= Ralph Iwowari =

Nigerian traditional ruler (1930–2013)

Ralph Michael Iwowari, or Mein VII (1930 – 2013), was the Amanyanabo, or traditional ruler of Nembe-Bassambiri, one of the sections of the Nembe Kingdom in Bayelsa State, Nigeria.

In July 1973, Ralph Iwowari was aide-de-camp to the military Governor of Rivers State, Naval Commander Alfred Diete-Spiff.
it was alleged he became furious with a journalist who published a critical article on the governor's birthday, and ordered him to be given 24 strokes of the cane and to have his head shaved with an old blade.

Violence is endemic in the region, in part due to problems caused by oil exploitation and in part due to traditional rivalries.
In August 2003 Iwowari, chairman of Bayelsa State's council of traditional rulers, met with the state Governor Diepreye Alamieyeseigha, who noted that it had become necessary for traditional rulers to initiate vigilante groups to combat piracy in the creeks and rivers of the Niger Delta.

In 2003 or 2004, Nembe Bassambiri was involved in fighting with a rival community in which many homes were destroyed, people were killed and others fled and went into hiding. The cause was a dispute over revenue from oil extraction in nearby Obioku village by Shell Nigeria, which was claimed by both Nembe Bassambiri and by the village of Odioma. In October 2004, Iwowari conducted elaborate ceremonies to mark the end of the crisis.

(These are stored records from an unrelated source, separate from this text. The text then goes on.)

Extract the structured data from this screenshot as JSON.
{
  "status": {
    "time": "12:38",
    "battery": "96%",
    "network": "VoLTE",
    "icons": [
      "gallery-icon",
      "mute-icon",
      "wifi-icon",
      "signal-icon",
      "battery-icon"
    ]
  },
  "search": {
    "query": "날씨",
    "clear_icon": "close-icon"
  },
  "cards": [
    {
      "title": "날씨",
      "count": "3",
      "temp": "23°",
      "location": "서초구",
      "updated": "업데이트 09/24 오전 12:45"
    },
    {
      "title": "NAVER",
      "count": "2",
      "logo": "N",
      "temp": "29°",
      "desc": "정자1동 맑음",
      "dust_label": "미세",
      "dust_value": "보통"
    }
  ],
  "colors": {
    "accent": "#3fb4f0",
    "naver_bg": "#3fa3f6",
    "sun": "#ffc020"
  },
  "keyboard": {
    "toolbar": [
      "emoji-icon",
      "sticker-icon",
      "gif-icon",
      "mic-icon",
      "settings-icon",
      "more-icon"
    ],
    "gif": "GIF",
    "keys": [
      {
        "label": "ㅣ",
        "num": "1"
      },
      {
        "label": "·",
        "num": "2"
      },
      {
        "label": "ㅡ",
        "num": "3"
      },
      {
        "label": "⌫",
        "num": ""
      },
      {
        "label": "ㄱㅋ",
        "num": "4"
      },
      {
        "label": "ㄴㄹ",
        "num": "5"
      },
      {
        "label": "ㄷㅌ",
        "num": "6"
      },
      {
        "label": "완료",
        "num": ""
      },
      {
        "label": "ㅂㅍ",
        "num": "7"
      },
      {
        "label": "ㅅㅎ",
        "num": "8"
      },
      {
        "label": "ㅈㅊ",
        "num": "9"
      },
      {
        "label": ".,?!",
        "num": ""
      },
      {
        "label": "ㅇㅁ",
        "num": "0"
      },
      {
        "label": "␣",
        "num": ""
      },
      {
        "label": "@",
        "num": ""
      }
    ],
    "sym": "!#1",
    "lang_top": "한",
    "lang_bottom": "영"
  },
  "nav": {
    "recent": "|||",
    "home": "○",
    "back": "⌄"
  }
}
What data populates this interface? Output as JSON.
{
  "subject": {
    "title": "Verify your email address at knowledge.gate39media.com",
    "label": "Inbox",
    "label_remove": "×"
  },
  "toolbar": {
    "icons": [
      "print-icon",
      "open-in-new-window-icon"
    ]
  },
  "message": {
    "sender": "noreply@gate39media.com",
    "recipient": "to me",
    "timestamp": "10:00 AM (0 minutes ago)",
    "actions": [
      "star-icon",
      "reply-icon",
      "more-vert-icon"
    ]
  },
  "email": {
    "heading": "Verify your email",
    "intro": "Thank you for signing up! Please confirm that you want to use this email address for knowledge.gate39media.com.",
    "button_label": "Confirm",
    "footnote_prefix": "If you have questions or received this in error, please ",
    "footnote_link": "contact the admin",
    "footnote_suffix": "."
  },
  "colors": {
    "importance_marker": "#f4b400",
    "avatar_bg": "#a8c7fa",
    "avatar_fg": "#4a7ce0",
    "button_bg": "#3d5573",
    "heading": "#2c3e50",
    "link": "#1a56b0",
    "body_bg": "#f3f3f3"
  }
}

In January 2009, thugs supporting an unpopular political candidate invaded the Bassambiri community. Early reports said over 40 people might have died, the King's palace had been barred with palm fronds signifying danger fortunately he was not hurt. After things had settled down, just one body was found floating in a canal, although there were many injuries. The state governor invited Iwowari and local leaders to a meeting to find a solution to the conflict.

In April 2010, the Bayelsa State government attempted once more to resolve the ongoing discord between the Bassambiri and Ogbolomabiri communities, bringing together Ralph Michael Iwowari MEIN VII, Amanyanabo of Nembe-Bassambiri with Edmund Daukoru, Amanyanabo of Nembe Kingdom and other chiefs to find a solution. After the meeting, both kings said they were optimistic that the differences between the two feuding communities could be resolved.

He died in 2013 and was buried on 30 November 2014.